DPRD Respon Aksi Mahasiswa Bengkulu Terkait Penolakan Kenaikan BBM

DPRD Respon Aksi Mahasiswa Bengkulu Terkait Penolakan Kenaikan BBM

Foto bersama dan penyerahan aspirasi AMM kepada Ketua DPRD provinsi Bengkulu-(foto: nur miessuary/bengkuluekspress.disway.id-

BENGKULU, BENGKULUEKSPRESS.COM - Untuk kelima kalinya, aksi unjuk rasa menolak kenaikan harga Bahan Bakar Minyak (BBM) subsidi dilakukan Mahasiswa Bengkulu. Kali ini aksi unjuk rasa berlangsung damai dilakukan oleh Angkatan Muda Muhammadiyah (AMM) Bengkulu.

Aksi unjuk rasa damai yang dilakukan oleh AMM Bengkulu dalam menolak kenaikan harga BBM bersubsidi yang dilakukan Pemerintah Pusat pada tanggal 3 September yang lalu.

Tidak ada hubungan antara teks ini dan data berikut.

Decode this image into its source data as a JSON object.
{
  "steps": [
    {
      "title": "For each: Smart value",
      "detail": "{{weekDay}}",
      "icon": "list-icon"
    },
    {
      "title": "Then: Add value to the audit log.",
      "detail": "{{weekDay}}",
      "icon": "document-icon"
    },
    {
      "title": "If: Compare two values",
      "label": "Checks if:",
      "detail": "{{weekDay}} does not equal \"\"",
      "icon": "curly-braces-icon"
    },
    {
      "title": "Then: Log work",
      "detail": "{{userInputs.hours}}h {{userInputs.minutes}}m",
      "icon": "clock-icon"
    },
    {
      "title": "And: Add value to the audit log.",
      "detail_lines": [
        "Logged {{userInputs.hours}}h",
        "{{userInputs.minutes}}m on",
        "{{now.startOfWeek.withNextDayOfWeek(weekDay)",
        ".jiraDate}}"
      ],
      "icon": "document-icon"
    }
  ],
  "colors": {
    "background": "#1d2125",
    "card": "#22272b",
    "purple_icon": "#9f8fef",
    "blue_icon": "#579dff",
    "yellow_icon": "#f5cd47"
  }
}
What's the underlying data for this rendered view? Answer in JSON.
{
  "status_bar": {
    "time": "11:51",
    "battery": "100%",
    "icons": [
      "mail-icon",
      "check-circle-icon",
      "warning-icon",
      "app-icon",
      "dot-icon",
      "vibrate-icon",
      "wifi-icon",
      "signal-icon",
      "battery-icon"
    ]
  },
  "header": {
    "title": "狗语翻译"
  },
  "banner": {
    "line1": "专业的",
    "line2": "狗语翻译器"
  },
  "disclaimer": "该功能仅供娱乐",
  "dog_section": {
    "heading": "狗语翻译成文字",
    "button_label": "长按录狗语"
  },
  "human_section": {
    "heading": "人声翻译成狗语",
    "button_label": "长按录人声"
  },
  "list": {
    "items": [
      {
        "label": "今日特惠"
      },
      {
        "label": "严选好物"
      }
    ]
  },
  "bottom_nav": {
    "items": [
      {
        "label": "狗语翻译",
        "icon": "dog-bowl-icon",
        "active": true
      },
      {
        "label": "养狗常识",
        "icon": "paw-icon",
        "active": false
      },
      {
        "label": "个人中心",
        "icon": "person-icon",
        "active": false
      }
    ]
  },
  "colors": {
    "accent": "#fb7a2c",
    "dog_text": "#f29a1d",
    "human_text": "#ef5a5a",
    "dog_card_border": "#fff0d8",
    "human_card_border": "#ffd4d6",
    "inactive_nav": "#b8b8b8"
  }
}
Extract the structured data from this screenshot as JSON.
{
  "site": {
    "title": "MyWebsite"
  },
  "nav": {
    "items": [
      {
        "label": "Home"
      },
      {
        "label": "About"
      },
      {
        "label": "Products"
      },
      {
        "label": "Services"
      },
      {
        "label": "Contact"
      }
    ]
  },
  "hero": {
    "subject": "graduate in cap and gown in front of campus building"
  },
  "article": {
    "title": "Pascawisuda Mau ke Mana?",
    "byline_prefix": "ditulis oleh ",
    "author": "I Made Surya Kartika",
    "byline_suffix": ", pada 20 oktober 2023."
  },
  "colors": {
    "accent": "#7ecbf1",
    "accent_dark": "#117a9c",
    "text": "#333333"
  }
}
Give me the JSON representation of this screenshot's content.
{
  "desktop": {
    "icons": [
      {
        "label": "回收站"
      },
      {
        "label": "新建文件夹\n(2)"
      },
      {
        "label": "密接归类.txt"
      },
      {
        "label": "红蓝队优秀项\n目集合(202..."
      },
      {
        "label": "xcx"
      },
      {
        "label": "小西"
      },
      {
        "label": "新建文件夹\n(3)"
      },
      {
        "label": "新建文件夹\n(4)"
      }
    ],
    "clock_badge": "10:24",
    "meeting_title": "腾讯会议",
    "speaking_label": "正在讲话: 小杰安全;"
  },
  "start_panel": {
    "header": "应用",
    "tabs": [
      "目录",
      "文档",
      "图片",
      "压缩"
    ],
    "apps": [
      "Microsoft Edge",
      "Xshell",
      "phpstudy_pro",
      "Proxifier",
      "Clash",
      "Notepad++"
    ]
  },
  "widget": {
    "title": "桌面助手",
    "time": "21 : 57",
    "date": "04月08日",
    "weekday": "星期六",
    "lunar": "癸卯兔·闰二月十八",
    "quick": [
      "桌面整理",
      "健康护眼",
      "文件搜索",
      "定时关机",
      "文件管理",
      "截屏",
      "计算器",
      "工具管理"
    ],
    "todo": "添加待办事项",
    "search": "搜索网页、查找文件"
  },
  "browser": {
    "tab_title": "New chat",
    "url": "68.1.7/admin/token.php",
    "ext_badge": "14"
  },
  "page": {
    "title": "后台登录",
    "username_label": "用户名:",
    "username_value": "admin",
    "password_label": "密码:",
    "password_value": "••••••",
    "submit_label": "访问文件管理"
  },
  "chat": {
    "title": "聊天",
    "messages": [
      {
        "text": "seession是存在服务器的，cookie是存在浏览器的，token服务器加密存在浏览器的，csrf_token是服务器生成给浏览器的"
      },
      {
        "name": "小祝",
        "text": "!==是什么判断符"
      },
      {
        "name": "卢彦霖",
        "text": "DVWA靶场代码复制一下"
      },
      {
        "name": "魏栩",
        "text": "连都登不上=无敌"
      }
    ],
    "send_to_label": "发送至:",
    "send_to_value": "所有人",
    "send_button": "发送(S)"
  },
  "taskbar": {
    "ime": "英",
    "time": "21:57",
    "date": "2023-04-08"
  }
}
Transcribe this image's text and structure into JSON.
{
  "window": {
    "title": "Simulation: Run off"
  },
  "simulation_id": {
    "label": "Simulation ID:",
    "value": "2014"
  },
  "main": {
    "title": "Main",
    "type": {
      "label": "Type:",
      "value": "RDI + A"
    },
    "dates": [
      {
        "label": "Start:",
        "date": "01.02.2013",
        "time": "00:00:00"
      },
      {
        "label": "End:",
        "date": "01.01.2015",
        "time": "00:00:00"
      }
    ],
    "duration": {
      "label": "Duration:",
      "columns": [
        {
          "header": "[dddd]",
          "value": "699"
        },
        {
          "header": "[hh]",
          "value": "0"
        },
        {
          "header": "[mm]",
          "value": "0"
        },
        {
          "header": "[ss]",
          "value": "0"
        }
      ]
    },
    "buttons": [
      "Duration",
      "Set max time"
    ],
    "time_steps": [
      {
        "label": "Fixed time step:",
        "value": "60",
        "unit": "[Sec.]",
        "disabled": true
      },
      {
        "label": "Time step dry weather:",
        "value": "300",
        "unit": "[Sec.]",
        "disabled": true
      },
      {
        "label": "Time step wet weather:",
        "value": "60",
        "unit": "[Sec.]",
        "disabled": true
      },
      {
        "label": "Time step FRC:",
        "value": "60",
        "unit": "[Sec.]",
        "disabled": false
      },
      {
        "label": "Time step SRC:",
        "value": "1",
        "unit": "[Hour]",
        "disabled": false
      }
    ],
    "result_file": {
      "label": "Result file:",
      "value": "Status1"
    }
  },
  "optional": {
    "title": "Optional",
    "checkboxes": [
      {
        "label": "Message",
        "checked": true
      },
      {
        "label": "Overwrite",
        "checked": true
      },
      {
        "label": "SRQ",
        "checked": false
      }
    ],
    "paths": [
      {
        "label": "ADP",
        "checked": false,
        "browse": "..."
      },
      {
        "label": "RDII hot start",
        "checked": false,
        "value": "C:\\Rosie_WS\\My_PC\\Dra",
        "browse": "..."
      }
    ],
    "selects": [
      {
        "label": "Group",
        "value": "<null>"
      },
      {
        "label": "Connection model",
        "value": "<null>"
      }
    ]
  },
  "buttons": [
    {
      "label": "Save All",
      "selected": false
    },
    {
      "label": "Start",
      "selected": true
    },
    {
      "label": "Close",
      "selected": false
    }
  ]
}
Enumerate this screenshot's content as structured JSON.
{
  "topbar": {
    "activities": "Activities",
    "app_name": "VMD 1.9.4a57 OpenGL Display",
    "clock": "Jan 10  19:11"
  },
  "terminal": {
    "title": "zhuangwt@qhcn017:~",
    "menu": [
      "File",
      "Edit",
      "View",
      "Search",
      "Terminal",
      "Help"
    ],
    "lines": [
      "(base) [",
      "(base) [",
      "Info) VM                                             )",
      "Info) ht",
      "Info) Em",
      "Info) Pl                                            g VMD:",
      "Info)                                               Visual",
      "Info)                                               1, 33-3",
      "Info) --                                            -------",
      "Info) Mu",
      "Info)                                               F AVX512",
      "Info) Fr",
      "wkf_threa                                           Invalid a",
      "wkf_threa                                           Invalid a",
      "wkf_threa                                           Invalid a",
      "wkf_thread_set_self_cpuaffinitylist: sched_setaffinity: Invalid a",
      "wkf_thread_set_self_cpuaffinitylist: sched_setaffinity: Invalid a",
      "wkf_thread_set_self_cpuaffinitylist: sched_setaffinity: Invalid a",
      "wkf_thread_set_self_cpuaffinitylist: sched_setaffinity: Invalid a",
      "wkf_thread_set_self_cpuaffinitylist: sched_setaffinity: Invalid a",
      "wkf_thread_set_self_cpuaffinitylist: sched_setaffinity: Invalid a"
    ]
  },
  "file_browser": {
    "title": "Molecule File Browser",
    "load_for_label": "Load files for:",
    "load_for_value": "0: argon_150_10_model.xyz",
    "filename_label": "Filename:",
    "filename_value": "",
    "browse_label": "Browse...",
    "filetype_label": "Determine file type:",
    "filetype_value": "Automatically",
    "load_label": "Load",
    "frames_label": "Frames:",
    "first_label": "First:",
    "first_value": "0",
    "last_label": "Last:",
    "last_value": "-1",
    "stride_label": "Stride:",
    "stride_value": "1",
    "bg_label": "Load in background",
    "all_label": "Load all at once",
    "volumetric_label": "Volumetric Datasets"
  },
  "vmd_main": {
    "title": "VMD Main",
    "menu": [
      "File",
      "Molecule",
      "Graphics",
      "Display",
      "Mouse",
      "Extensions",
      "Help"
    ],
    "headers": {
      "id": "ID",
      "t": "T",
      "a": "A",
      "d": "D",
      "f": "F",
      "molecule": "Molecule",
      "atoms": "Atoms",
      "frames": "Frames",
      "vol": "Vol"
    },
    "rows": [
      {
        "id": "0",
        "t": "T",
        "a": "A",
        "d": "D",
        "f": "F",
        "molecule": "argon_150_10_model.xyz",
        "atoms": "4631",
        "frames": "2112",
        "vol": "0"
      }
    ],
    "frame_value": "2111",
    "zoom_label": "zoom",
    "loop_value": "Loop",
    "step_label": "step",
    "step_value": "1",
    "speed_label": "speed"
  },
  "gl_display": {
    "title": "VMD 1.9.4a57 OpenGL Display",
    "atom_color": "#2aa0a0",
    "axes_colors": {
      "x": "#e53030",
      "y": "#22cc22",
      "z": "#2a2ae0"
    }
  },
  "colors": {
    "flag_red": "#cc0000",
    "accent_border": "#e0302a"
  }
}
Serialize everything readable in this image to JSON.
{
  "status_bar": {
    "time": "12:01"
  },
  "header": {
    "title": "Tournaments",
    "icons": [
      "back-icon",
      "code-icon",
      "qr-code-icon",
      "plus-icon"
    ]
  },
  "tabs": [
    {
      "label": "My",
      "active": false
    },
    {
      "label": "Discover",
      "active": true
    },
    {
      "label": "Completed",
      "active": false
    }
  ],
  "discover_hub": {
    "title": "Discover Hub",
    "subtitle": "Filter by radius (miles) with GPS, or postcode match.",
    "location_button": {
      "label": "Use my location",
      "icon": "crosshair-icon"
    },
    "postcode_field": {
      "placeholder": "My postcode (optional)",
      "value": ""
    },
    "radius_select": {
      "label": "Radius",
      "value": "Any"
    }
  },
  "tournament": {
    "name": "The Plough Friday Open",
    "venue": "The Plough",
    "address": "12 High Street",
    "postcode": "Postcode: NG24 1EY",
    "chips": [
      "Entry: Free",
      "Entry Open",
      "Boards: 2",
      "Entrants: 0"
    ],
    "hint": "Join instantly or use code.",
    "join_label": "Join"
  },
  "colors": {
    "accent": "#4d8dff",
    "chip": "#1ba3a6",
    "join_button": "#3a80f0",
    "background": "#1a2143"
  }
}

Ratusan massa aksi unjuk rasa AMM Bengkulu, dimulai dari taman budaya, kemudian melakukan long march ke depan Gedung DPRD Provinsi Bengkulu.

Awalnya massa aksi dihadang oleh aparat keamanan disamping gedung DPRD Provinsi Bengkulu. Aparat keamanan beralasan SOP tidak mengizinkan mahasiswa melakukan aksi unjuk rasa didepan gedung, seperti yang sebelumnya.

BACA JUGA:35 Atlet INKANAS Bengkulu Ikut Kejuaraan Menpora RI, Rebut 24 Medali

Meski ditengah guyuran hujan, massa aksi tetap bertahan dalam barisannya dan memasang spanduk - spanduk aspirasi di pagar gedung DPRD Provinsi Bengkulu.

Akhirnya belasan anggota DPRD Provinsi yang dipimpin langsung Ketua DPRD Provinsi Bengkulu, Ihsan Fajri datang menemui mahasiswa dan melakukan Parlemen jalanan membersamai mahasiswa ditengah guyuran hujan.

DPRD Provinsi Bengkulu, bersedia menampung aspirasi massa aksi dan menandatangani Berita Acara kesepakatan penolakan kenaikan harga BBM.

Ketua DPRD Provinsi Bengkulu, Ihsan Fajri akan segera menyampaikan dengan membawa aspirasi yang disampaikan mahasiswa kepada Pemerintah Pusat.

"Kita menampung semua aspirasi yang disampaikan adek - adek mahasiswa dan akan langsung menindaklanjuti dan akan kita dibawa ke Pemerintah Pusat," ungkap Ihsan, Selasa (20/9/2022).

Sedangkan, Koordinator Aksi AMM Bengkulu, Muhammad Yusuf, menegaskan apabila aspirasi AMM ini tidak diakomodir, pihaknya akan melakukan aksi lebih besar lagi.

"Ini bukan perjuangan akhir, kami akan memastikan gerakan akan terus berlanjut jika aspirasi ini tidak diakomodir," terang Yusuf.

Terakhir, ia menyampaikan memberikan batas waktu selama 7 hari kepada DPRD Provinsi Bengkulu untuk menindaklanjuti aspirasi AMM tersebut.

Maka dari itu, AMM juga akan terus mengawal proses penyampaian aspirasi yang sudah pihaknya tanda tangani dan sampaikan kepada DPRD provinsi Bengkulu.